Leave salmon at room temperature for 30 minutes prior to cooking. Preheat oven to 220°C (430°F) or 200°C (390°F) for fan-forced ovens. Cover a large baking tray with foil and place the salmon on top with the skin down. Dab the salmon with paper towels to remove any moisture, then brush the salmon flesh with olive oil. Sprinkle salt over the salmon and bake for 18 to 25 minutes or until cooked.
Whilst the salmon is baking, roast the nuts and make the salsa verde. Heat a small frying pan over medium heat. Place the macadamia nuts into the pan and stir regularly for a few minutes until fragrant.

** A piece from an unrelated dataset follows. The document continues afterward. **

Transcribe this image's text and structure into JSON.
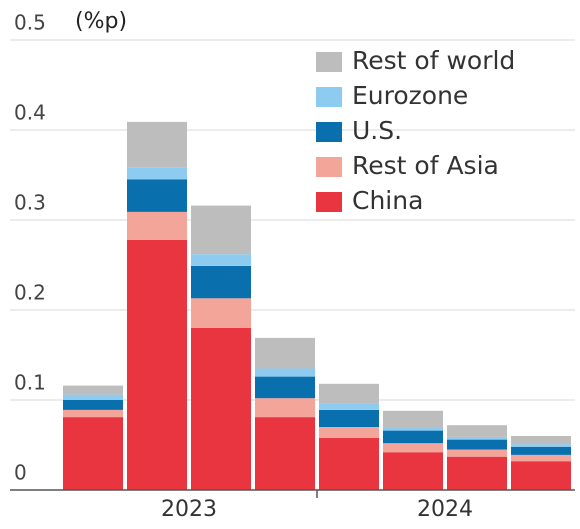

Place the nuts in a small bowl and set aside.
For the salsa verde - Place mint, basil, parsley, anchovy, garlic, capers and gherkins into a food processor. On medium speed process until it forms a chunky paste, then with the processor still running, slowly drizzle in the vinegar, lemon juice and olive oil until combined. Transfer the mixture into a bowl, then mix in the honey and mustard with a spoon. Have a taste and add salt or pepper if needed.
Use the foil to lift the salmon from the tray and place it on the kitchen bench. Use a large flat spatula to separate the salmon skin from its flesh. Carefully Start with the tail and work up halfway, then do the same from the other side of the salmon. Use the foil to lift the salmon on a serving plate or board. Slowly slide the foil away from the salmon, using the spatula to assist, the skin should stick to the foil.
Spoon on the salsa verde over the top of the salmon, then place the macadamia nuts, fetta and pomegranate arils on top.